Il re Nebucadnetsar fece un’immagine d’oro, alta sessanta cubiti e larga sei cubiti; la fece erigere nella pianura di Dura, nella provincia di Babilonia. Daniele 3:1.
L’immagine d’oro era alta sessanta cubiti e larga sei cubiti, ed era stata fatta da Nebucadnezzar, il cui numero è sei. L’immagine fu eretta in ribellione alla luce dell’immagine del capitolo due, e la triplice descrizione dell’immagine, quando si comprende che il numero di Nebucadnezzar è sei, equivale a sei, sei, sei.
Proseguiremo questo studio nel prossimo articolo.

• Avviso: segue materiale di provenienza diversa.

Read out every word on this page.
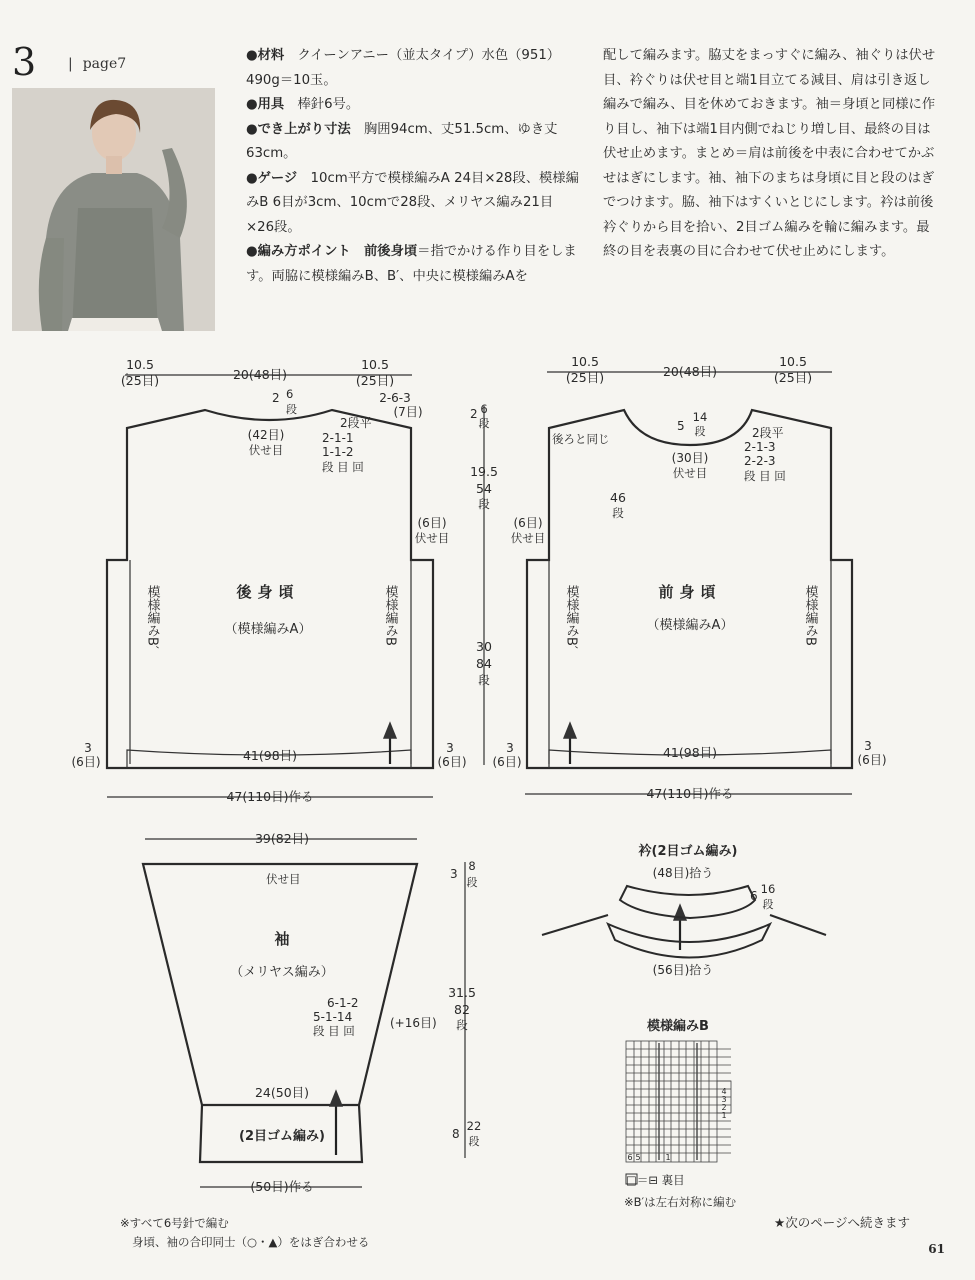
3 | page7

●材料　クイーンアニー（並太タイプ）水色（951）490g＝10玉。

●用具　棒針6号。

●でき上がり寸法　胸囲94cm、丈51.5cm、ゆき丈63cm。

●ゲージ　10cm平方で模様編みA 24目×28段、模様編みB 6目が3cm、10cmで28段、メリヤス編み21目×26段。

●編み方ポイント　前後身頃＝指でかける作り目をします。両脇に模様編みB、B′、中央に模様編みAを

配して編みます。脇丈をまっすぐに編み、袖ぐりは伏せ目、衿ぐりは伏せ目と端1目立てる減目、肩は引き返し編みで編み、目を休めておきます。袖＝身頃と同様に作り目し、袖下は端1目内側でねじり増し目、最終の目は伏せ止めます。まとめ＝肩は前後を中表に合わせてかぶせはぎにします。袖、袖下のまちは身頃に目と段のはぎでつけます。脇、袖下はすくいとじにします。衿は前後衿ぐりから目を拾い、2目ゴム編みを輪に編みます。最終の目を表裏の目に合わせて伏せ止めにします。

10.5
(25目)	20(48目)
10.5
(25目)
2 6
段
(42目)
伏せ目
2-6-3
(7目)
2段平
2-1-1
1-1-2
段 目 回
(6目)
伏せ目
後身頃
（模様編みA）
模様編みB′	模様編みB
41(98目)
3
(6目)
3
(6目)
47(110目)作る
2 6
段
19.5
54
段
30
84
段
10.5
(25目)	20(48目)
10.5
(25目)
後ろと同じ
5
14
段
(30目)
伏せ目
2段平
2-1-3
2-2-3
段 目 回
46
段
(6目)
伏せ目
前身頃
（模様編みA）
模様編みB′	模様編みB
41(98目)
3
(6目)
3
(6目)
47(110目)作る
39(82目)
伏せ目	3
8
段
袖
（メリヤス編み）
6-1-2
5-1-14
段 目 回
(+16目)
31.5
82
段
24(50目)
(2目ゴム編み)	8
22
段
(50目)作る
衿(2目ゴム編み)
(48目)拾う
(56目)拾う
6 16
段
模様編みB
4
3
2
1
6 5	1
□＝⊟ 裏目
※B′は左右対称に編む
※すべて6号針で編む
身頃、袖の合印同士（○・▲）をはぎ合わせる
★次のページへ続きます
61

«Il pensiero di stabilire l’impero e una dinastia che dovessero durare per sempre esercitò un richiamo potentissimo sul possente sovrano, davanti alle cui armi le nazioni della terra non avevano potuto resistere. Con un entusiasmo nato da sconfinata ambizione e da orgoglio egoistico, egli si consigliò con i suoi saggi su come realizzare questo disegno. Dimenticando le straordinarie provvidenze connesse al sogno della grande statua; dimenticando altresì che il Dio d’Israele, per mezzo del Suo servo Daniele, aveva reso chiaro il significato della statua, e che in relazione a tale interpretazione i grandi del regno erano stati salvati da una morte ignominiosa; dimenticando ogni cosa, eccetto il loro desiderio di stabilire il proprio potere e la propria supremazia, il re e i suoi consiglieri di stato decisero che con ogni mezzo possibile si sarebbero adoperati per esaltare Babilonia come suprema e degna di universale fedeltà.

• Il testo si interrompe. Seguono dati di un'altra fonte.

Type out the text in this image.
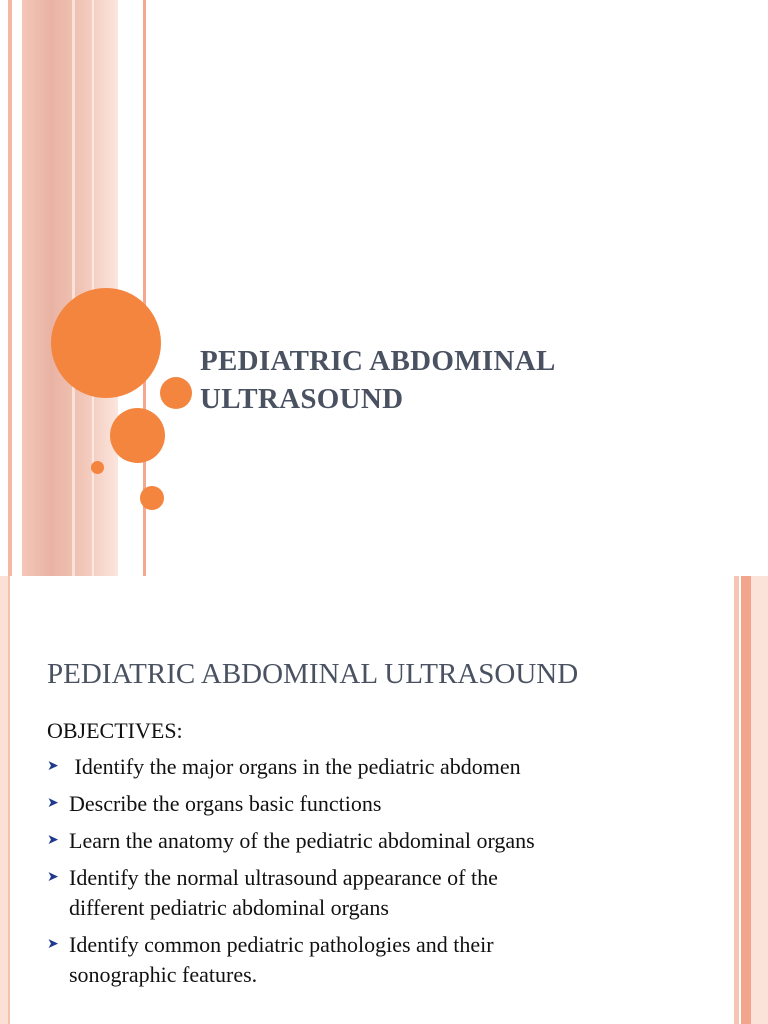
PEDIATRIC ABDOMINAL
ULTRASOUND
PEDIATRIC ABDOMINAL ULTRASOUND
OBJECTIVES:
➤ Identify the major organs in the pediatric abdomen
➤ Describe the organs basic functions
➤ Learn the anatomy of the pediatric abdominal organs
➤ Identify the normal ultrasound appearance of the
different pediatric abdominal organs
➤ Identify common pediatric pathologies and their
sonographic features.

«La rappresentazione simbolica mediante la quale Dio aveva rivelato al re e al popolo il Suo proposito riguardo alle nazioni della terra, doveva ora essere fatta servire alla glorificazione della potenza umana. L’interpretazione di Daniele doveva essere respinta e dimenticata; la verità doveva essere male interpretata e male applicata. Il simbolo ideato dal Cielo per dischiudere alla mente degli uomini importanti eventi futuri, doveva essere usato per ostacolare la diffusione della conoscenza che Dio desiderava il mondo ricevesse. Così, per mezzo dei congegni di uomini ambiziosi, Satana cercava di frustrare il proposito divino per il genere umano. Il nemico del genere umano sapeva che la verità, non mescolata con l’errore, è una potenza possente a salvare; ma che, quando viene usata per esaltare il proprio io e promuovere i disegni degli uomini, diventa una potenza per il male. »

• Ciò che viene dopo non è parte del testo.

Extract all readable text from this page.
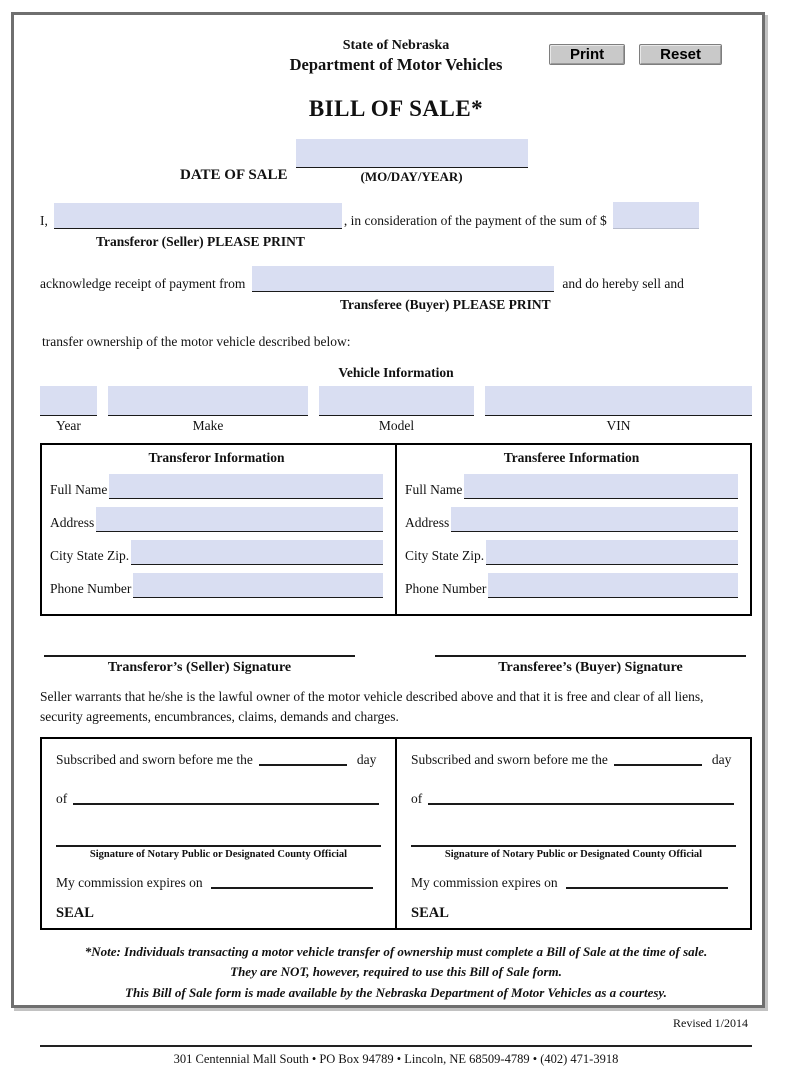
State of Nebraska
Department of Motor Vehicles	Print	Reset
BILL OF SALE*
DATE OF SALE	(MO/DAY/YEAR)
I,	, in consideration of the payment of the sum of $
Transferor (Seller) PLEASE PRINT
acknowledge receipt of payment from	and do hereby sell and
Transferee (Buyer) PLEASE PRINT
transfer ownership of the motor vehicle described below:
Vehicle Information
Year	Make	Model	VIN
Transferor Information
Full Name
Address
City State Zip.
Phone Number
Transferee Information
Full Name
Address
City State Zip.
Phone Number
Transferor’s (Seller) Signature	Transferee’s (Buyer) Signature
Seller warrants that he/she is the lawful owner of the motor vehicle described above and that it is free and clear of all liens, security agreements, encumbrances, claims, demands and charges.
Subscribed and sworn before me the	day
of
Signature of Notary Public or Designated County Official
My commission expires on
SEAL
Subscribed and sworn before me the	day
of
Signature of Notary Public or Designated County Official
My commission expires on
SEAL
*Note: Individuals transacting a motor vehicle transfer of ownership must complete a Bill of Sale at the time of sale.
They are NOT, however, required to use this Bill of Sale form.
This Bill of Sale form is made available by the Nebraska Department of Motor Vehicles as a courtesy.
Revised 1/2014
301 Centennial Mall South • PO Box 94789 • Lincoln, NE 68509-4789 • (402) 471-3918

«Dal suo ricco tesoro, Nebucadnetsar fece fabbricare una grande immagine d’oro, simile nelle sue caratteristiche generali a quella che era stata vista in visione, salvo che per l’unico particolare del materiale di cui era composta. Abituati com’erano a magnifiche raffigurazioni delle loro divinità pagane, i Caldei non avevano mai prima prodotto nulla di così imponente e maestoso come questa splendente statua, alta sessanta cubiti e larga sei cubiti. E non sorprende che, in un paese dove il culto degli idoli era universalmente diffuso, la bella e inestimabile immagine nella pianura di Dura, rappresentante la gloria di Babilonia e la sua magnificenza e potenza, dovesse essere consacrata come oggetto di adorazione. A ciò si provvide di conseguenza, e fu emanato un decreto secondo il quale, nel giorno della dedicazione, tutti avrebbero dovuto mostrare la loro suprema lealtà al potere babilonese inchinandosi davanti all’immagine». Prophets and Kings, 504, 505.